Halo teman-teman!! Aku mau posting cerbung aku nih! Ini asli karyaku, ya! 100% AUTHENTIC! Cerita ini sudah lama kubuat. Yuk, kita baca! Cerita ini sudah pernah kuposting di blogku yang dulu. Let's read my stories!
Adellia Part 1

Aku benci Adellia! Benci! Sangat benci! Kenapa, sih, Adellia harus pakai mengkhianati persahabatan kami berdua segala?!
            Aku mengamuk. Kurobek kertas yang sedang kupegang. Kertas itu adalah surat dari Adellia. Surat untuk memanas-manasiku, bukan surat permintaan maaf! Padahal, dia sudah mengkhianatiku. Aku benci dia! BENCI!
            Aku kembali mengingat saat aku dan Adellia berkenalan …
***
            “Namamu siapa?” tanyaku.
            “Namaku Adellia. Kamu mau, tidak, menjadi temanku? Aku belum punya teman …”
            “Boleh, kok!”
            “Makasih, ya. Mau main ke rumahku, nggak?”
            “Mau!”
***
            Ingatan itu kembali hilang. Aku emosi. Kupukul-pukul bantal dengan kuat. Aku mengomel.
            “Jahat! Adellia jahat! Pengkhianat! Penyamar! AKU BENCI DIA!!” teriakku.
            Kalian harus tahu! Adellia bukan hanya mengkhianatiku saja, namun dia juga mencuri barang-barangku yang menurutnya berharga! Saat itu, aku masih bersahabat dengannya. Ia mencuri semua barang berhargaku saat ia menginap di rumahku. Ia mencurinya saat aku tidur, juga saat aku mandi dan saat aku lengah.
 Aku berdiri, memakai jaket, lalu keluar rumah. Kugerakkan kaki menuju rumah Adellia. Dia harus menerima akibatnya sekarang!!
            Ternyata, tak perlu aku memasuki rumahnya, aku sudah menemuinya di halaman rumahnya. Ia lagi bermain lompat tali bersama geng yang merupakan geng musuhku, yaitu geng Beauty Girl’s.

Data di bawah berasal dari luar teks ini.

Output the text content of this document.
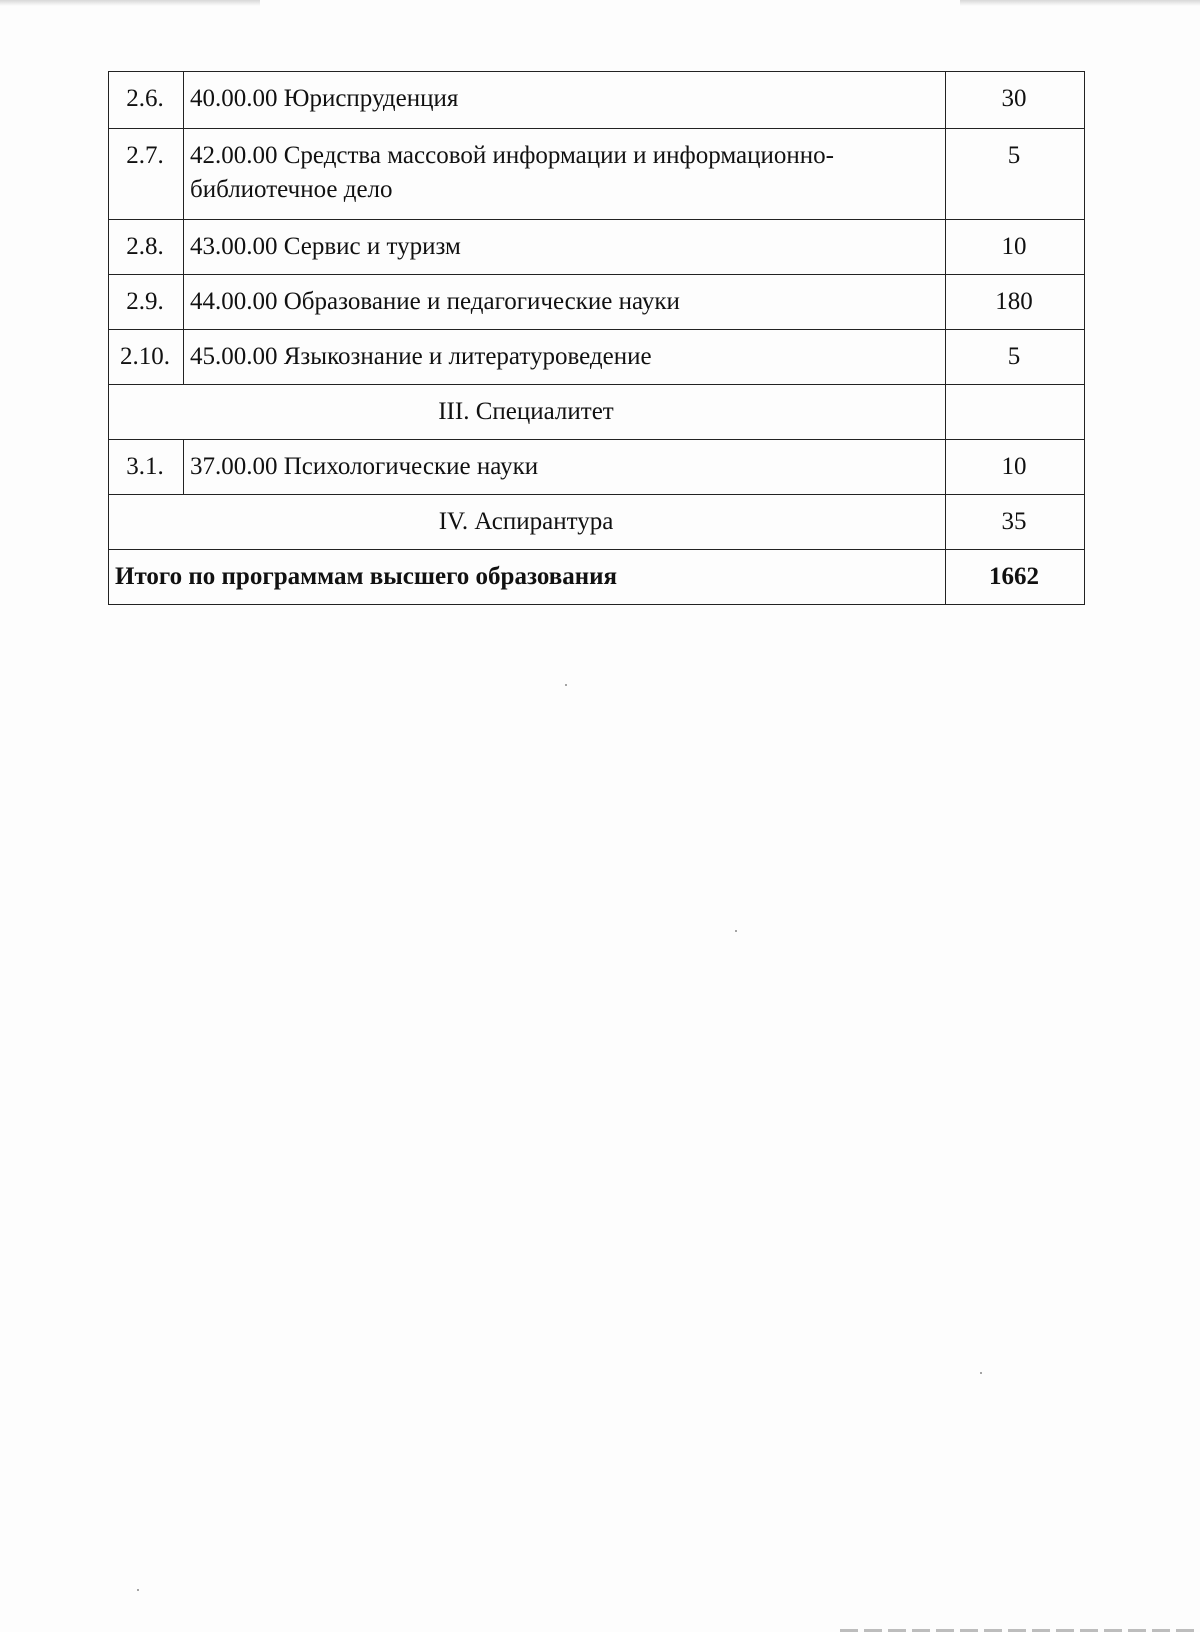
2.6.	40.00.00 Юриспруденция	30
2.7.	42.00.00 Средства массовой информации и информационно-библиотечное дело	5
2.8.	43.00.00 Сервис и туризм	10
2.9.	44.00.00 Образование и педагогические науки	180
2.10.	45.00.00 Языкознание и литературоведение	5
III. Специалитет		
3.1.	37.00.00 Психологические науки	10
IV. Аспирантура		35
Итого по программам высшего образования		1662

            Amarahku segera meletup-letup. Kutarik lengan Adellia yang sedang melompat. Kontan saja, ia jatuh. Namun, aku tak menolongnya, tapi malah semakin menyeretnya menjauh dari gengnya.
            Aku berhenti. Adellia bangkit, lalu memelototiku.

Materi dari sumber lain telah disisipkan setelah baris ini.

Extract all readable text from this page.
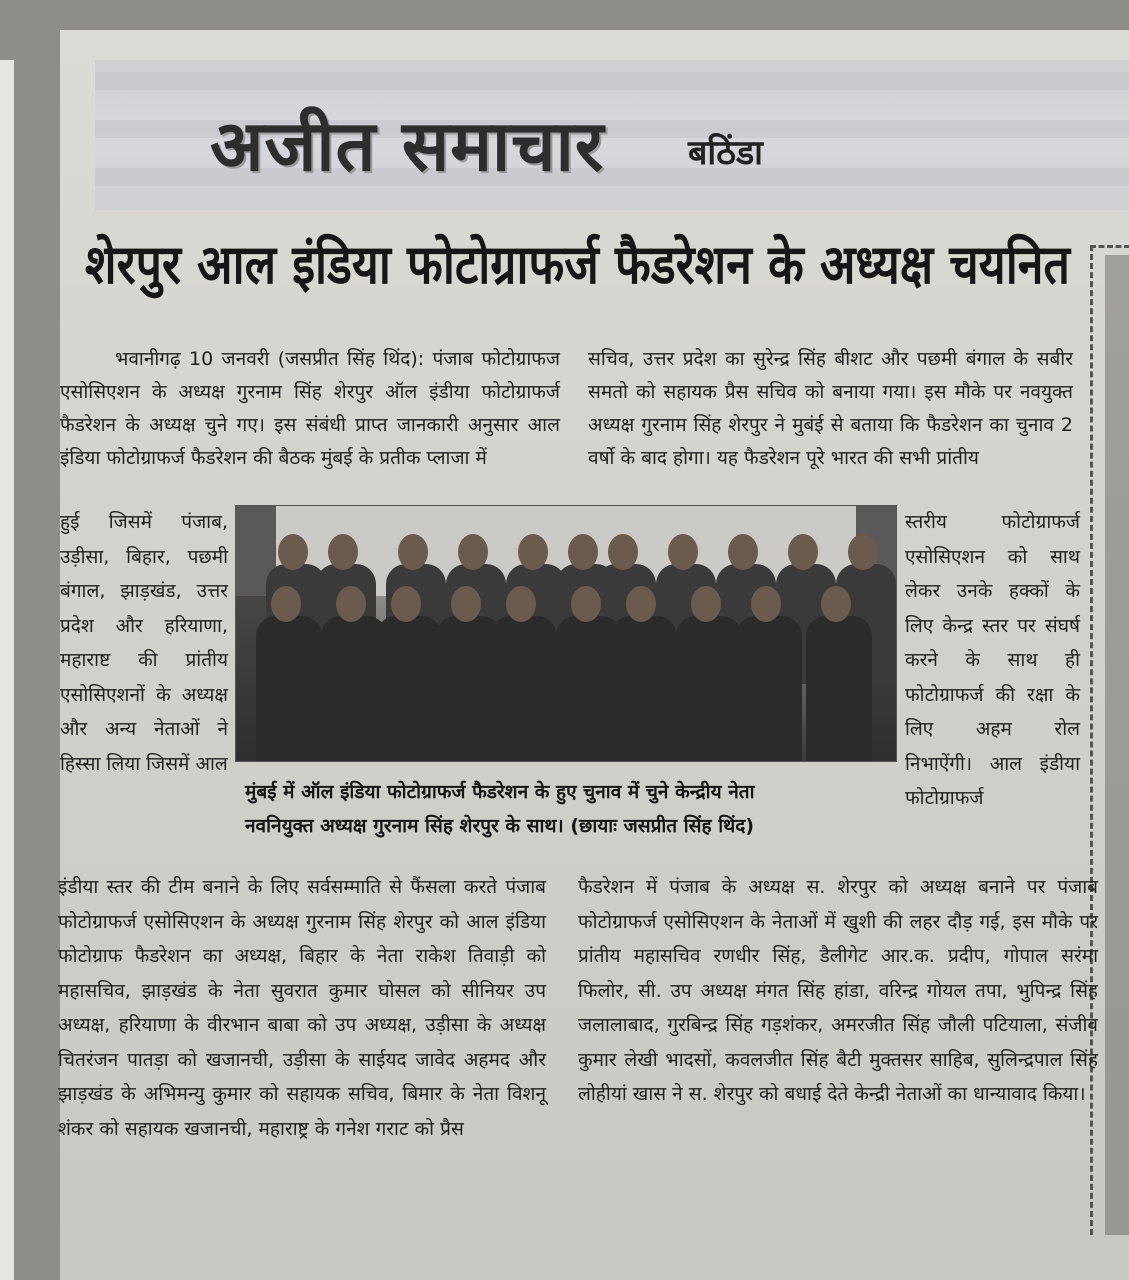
अजीत समाचार बठिंडा
शेरपुर आल इंडिया फोटोग्राफर्ज फैडरेशन के अध्यक्ष चयनित

भवानीगढ़ 10 जनवरी (जसप्रीत सिंह थिंद): पंजाब फोटोग्राफज एसोसिएशन के अध्यक्ष गुरनाम सिंह शेरपुर ऑल इंडीया फोटोग्राफर्ज फैडरेशन के अध्यक्ष चुने गए। इस संबंधी प्राप्त जानकारी अनुसार आल इंडिया फोटोग्राफर्ज फैडरेशन की बैठक मुंबई के प्रतीक प्लाजा में

हुई जिसमें पंजाब, उड़ीसा, बिहार, पछमी बंगाल, झाड़खंड, उत्तर प्रदेश और हरियाणा, महाराष्ट की प्रांतीय एसोसिएशनों के अध्यक्ष और अन्य नेताओं ने हिस्सा लिया जिसमें आल

सचिव, उत्तर प्रदेश का सुरेन्द्र सिंह बीशट और पछमी बंगाल के सबीर समतो को सहायक प्रैस सचिव को बनाया गया। इस मौके पर नवयुक्त अध्यक्ष गुरनाम सिंह शेरपुर ने मुबंई से बताया कि फैडरेशन का चुनाव 2 वर्षो के बाद होगा। यह फैडरेशन पूरे भारत की सभी प्रांतीय

स्तरीय फोटोग्राफर्ज एसोसिएशन को साथ लेकर उनके हक्कों के लिए केन्द्र स्तर पर संघर्ष करने के साथ ही फोटोग्राफर्ज की रक्षा के लिए अहम रोल निभाऐंगी। आल इंडीया फोटोग्राफर्ज

मुंबई में ऑल इंडिया फोटोग्राफर्ज फैडरेशन के हुए चुनाव में चुने केन्द्रीय नेता
नवनियुक्त अध्यक्ष गुरनाम सिंह शेरपुर के साथ। (छायाः जसप्रीत सिंह थिंद)

इंडीया स्तर की टीम बनाने के लिए सर्वसम्माति से फैंसला करते पंजाब फोटोग्राफर्ज एसोसिएशन के अध्यक्ष गुरनाम सिंह शेरपुर को आल इंडिया फोटोग्राफ फैडरेशन का अध्यक्ष, बिहार के नेता राकेश तिवाड़ी को महासचिव, झाड़खंड के नेता सुवरात कुमार घोसल को सीनियर उप अध्यक्ष, हरियाणा के वीरभान बाबा को उप अध्यक्ष, उड़ीसा के अध्यक्ष चितरंजन पातड़ा को खजानची, उड़ीसा के साईयद जावेद अहमद और झाड़खंड के अभिमन्यु कुमार को सहायक सचिव, बिमार के नेता विशनू शंकर को सहायक खजानची, महाराष्ट्र के गनेश गराट को प्रैस

फैडरेशन में पंजाब के अध्यक्ष स. शेरपुर को अध्यक्ष बनाने पर पंजाब फोटोग्राफर्ज एसोसिएशन के नेताओं में खुशी की लहर दौड़ गई, इस मौके पर प्रांतीय महासचिव रणधीर सिंह, डैलीगेट आर.क. प्रदीप, गोपाल सरंमा फिलोर, सी. उप अध्यक्ष मंगत सिंह हांडा, वरिन्द्र गोयल तपा, भुपिन्द्र सिंह जलालाबाद, गुरबिन्द्र सिंह गड़शंकर, अमरजीत सिंह जौली पटियाला, संजीव कुमार लेखी भादसों, कवलजीत सिंह बैटी मुक्तसर साहिब, सुलिन्द्रपाल सिंह लोहीयां खास ने स. शेरपुर को बधाई देते केन्द्री नेताओं का धान्यावाद किया।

            “AKU BENCI KAMU!” teriakku. “KAMU! PENGKHIANAT! JAHAT! KEMBALIKAN SEMUA BARANGKU YANG KAMU CURI DARI KAMARKU!”
            “Oh,” Adellia berkacak pinggang lalu berkata dengan nada mengejek, “ternyata kamu sudah tahu. Namun, aku tak ingin mengembalikannya. Tentu, itu sudah menjadi barang milikku, kepunyaanku.”
            Aku menjewer telinganya, “Kamu mencurinya! Bukan AKU YANG MEMBERIKANNYA UNTUKMU! Atau, kamu ingin, ya, aku mengatakannya saja pada ibumu?! Agar kamu dimarahi!”
            Adellia memelototiku dengan cara angkuh, “dasar tukang ngadu! Tentu aku takkan membiarkanmu mengatakannya semudah itu pada ibuku!”
            Aku hampir saja menamparnya. Namun, tanganku ditangkis oleh teman geng Adellia. “Kamu berani, ya, menampar sahabatku!” Kelynn, ketua geng itu, menatapku dengan tatapan sok gak kenal. “Jauhi sahabatku! Atau kamu akan berurusan denganku.”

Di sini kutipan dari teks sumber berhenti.